Die vollständige Beendigung des amerikanischen Kampfeinsatzes im Irak wird nicht bindend auf den 1. April kommenden Jahres terminiert. Sollte auch der Senat dem Gesetz zustimmen, in dem es um 124,2 Milliarden Dollar (91,4 Milliarden Euro) für diverse Auslandseinsätze der geht, würde es in der kommenden Woche Bushs Schreibtisch zur Unterzeichnung erreichen. Bush hat sein Veto bereits angekündigt.

„Bush will der Realität nicht ins Auge sehen“

Die Präsidentin des Repräsentantenhauses, Nancy Pelosi, sagte vor der Abstimmung, mit der Vorlage werde Bush zum ersten Mal für den Krieg im Irak zur Rechenschaft gezogen. „Und er will der Realität nicht ins Auge sehen“, erklärte die demokratische Politikerin. Bush bot noch einmal wichtige Vertreter des Verteidigungsministeriums und den Oberbefehlshaber im Irak, General David Petraeus, auf, um Abgeordnete in privaten Gesprächen davon zu überzeugen, die Finanzierung der Kriegseinsätze nicht mit einem Abzugs-Zeitplan für den Irak zu verknüpfen.

So versicherte Petraeus, dass es Fortschritte gebe. Der Präsident will sein Veto einlegen, weil er mit der Begrenzung des Kampfeinsatzes die amerikanische Militärführung im Irak geschwächt sieht: „Das würde bedeuten, dass unsere Kommandeure mitten in der Kampfzone ihre Einsatz-Direktiven von Abgeordneten bekommen, die 6.000 Meilen (10.000 Kilometer) weit weg sind“, sagte er am Dienstag. „Das wäre ein erheblicher Vorteil für unserer Feinde und eine größere Gefahr für unsere Soldaten.“

Vizepräsident Dick Cheney warf dem demokratischen Mehrheitsführer im Senat, Harry Reid, sogar vor, seine Partei setze auf eine Niederlage der Vereinigen Staaten im Irak, um zuhause Wählerstimmen zu gewinnen. „Es ist zynisch zu erklären, der Krieg ist verloren, weil man glaubt, damit Wählerstimmen zu bekommen“, sagte Cheney. Reid reagierte gelassen. „Ich werde in keinen Wettstreit der Beschimpfungen mit dem obersten Kampfhund der Regierung eintreten“, sagte er.

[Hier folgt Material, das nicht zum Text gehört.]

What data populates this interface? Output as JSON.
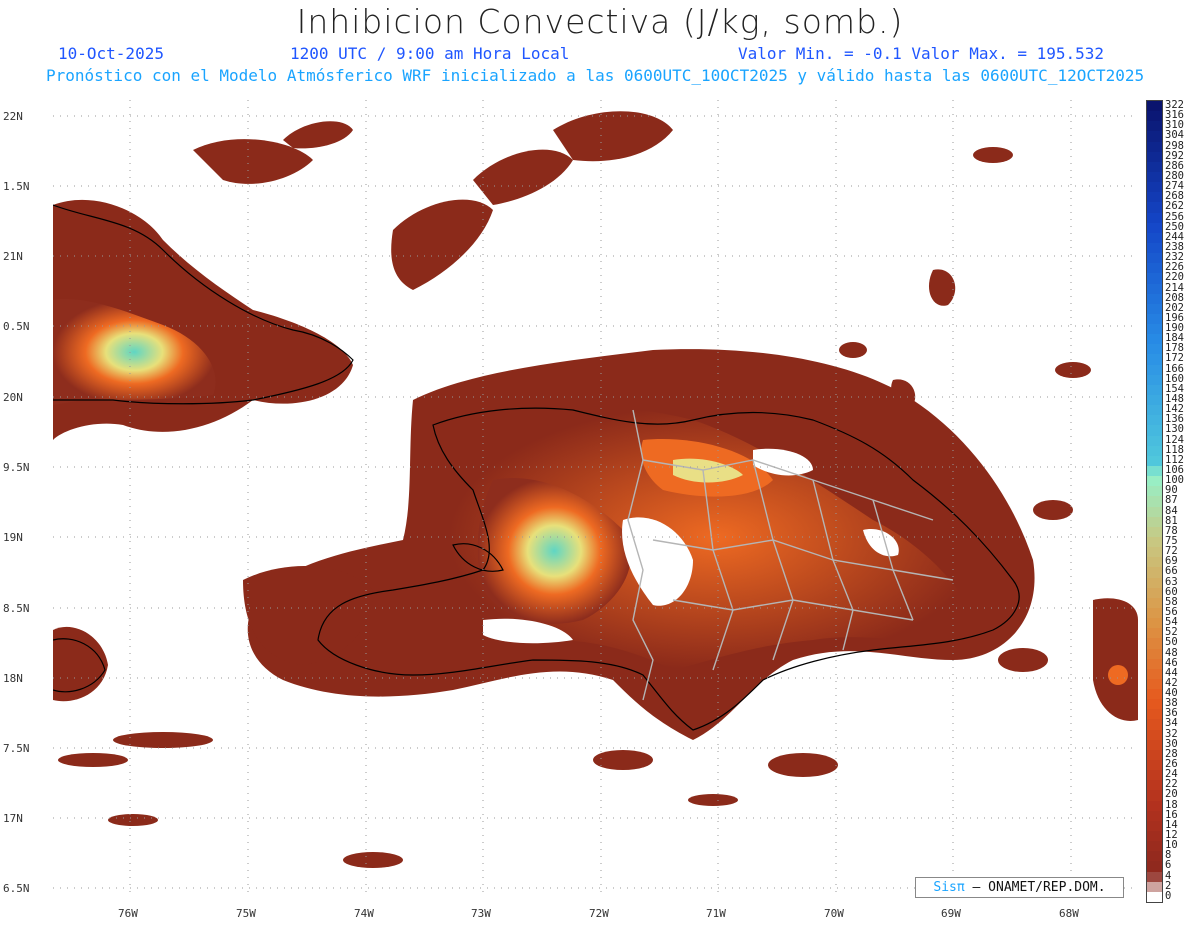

Das Vetorecht ist eine der schärfsten Waffen des amerikanischen Präsidenten. Nach Artikel I der Verfassung müssen alle Gesetzesvorlagen vom Präsidenten gebilligt werden. Mit seiner Unterschrift, die innerhalb von zehn Tagen erfolgen muss, macht der Präsident den Entwurf zum Gesetz. Er kann die Vorlage allerdings auch durch ein „reguläres Veto“ mit seinen Einwänden an den Kongress zurückreichen. Das Veto kann aber durch eine Zweidrittelmehrheit in beiden Häusern des Kongresses überstimmt werden.

Bisher hat Bush nur ein Mal von seinem Vetorecht Gebrauch gemacht. Im Juli 2006 blockierte er ein Gesetz zur embryonalen Stammzellenforschung. Zur Zeit wird im Kongress über eine neue Gesetzesvorlage zur staatlichen Finanzierung dieser Forschung beraten.